牛尾 この点を如実に感じたのは先般のクリアリングハウス会合。これまでは中国は参加を断っていたが、今回の東京での開催には在京から人が出てきた。来夏の次回の会合にも参加する意向。つまり、中国がある程度国際的な枠組みに入って1プレーヤーとしてやっていくという時代が来たのではないか。PKOセンターへの協力も相当やっているようだ。しかし今回インドの参加はなかった。
滝崎 インドも何かTICADの親戚のような「インド・アフリカ会議」を開催した。アフリカ側からの参加国は15カ国で、EUとの会議への参加国も同数であるようだ。
牛尾 これはリビアが主導して決めたルール。いちいち40何カ国が全部参加するのではなく、地域の代表を15カ国に絞るという合意。15カ国の内訳は、5地域で3カ国ずつであるが、有力な国というのは決まっていてそれがいつも代表して出てくるらしい。来回のTICADは15カ国で行われるかも知れない。

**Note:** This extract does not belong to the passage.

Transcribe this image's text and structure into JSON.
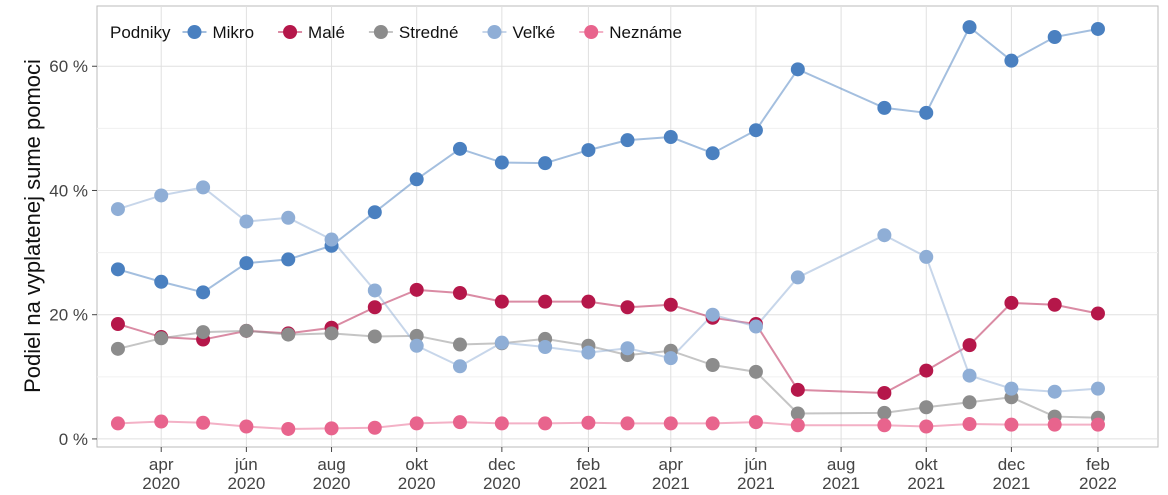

北岡 今後15カ国が代表するという方式が理想型になるのだろう。会議への参加国数をめぐって中国と競争をしなくて済むのでこの方がよいのではないか。最近マルチの枠組みにコミットしてきている中国と競争するのはかなり厳しい。
牛尾 確かに量的な意味での中国との競争は厳しい。しかし今回のTICADは質的にみても充実したものであった。中国と比べてバイでの首脳会談は非常に丁寧に行った。20分ずつ総理が実際に各国首脳と会談していて、例えば、中国と最も関係が深いとされるスーダンの役人は中国の同種のフォーラムと比較してこれを高く評価していた。しかし心外であったのは、メディアがこれを安保理改革とやたらに結びつけて報道していたこと。また、ルワンダのカガメ大統領について、総理との二国間会談において内戦発生時に日本がPKOを派遣したことに関し感謝の意を示さなかったと報じていたが、その当時のカガメ大統領の立場を考えれば、国連不信は当然のことであって国連の活動の一環としてのPKOについても全く評価していていなかったわけで全く誤解に基づくものであると考えている。当時の経緯をもう少し勉強して報道して欲しいと思う。
北岡 先ほどの発言にもあったように、今後のアフリカ支援は、財政支援も重要であるが、実際に日本人がアフリカに行ってPKOでも技術協力でも何でも良いから支援することがより重要。現地で日本をインプレスできるし、また日本人自身の意識にも大きな影響を与えるだろう。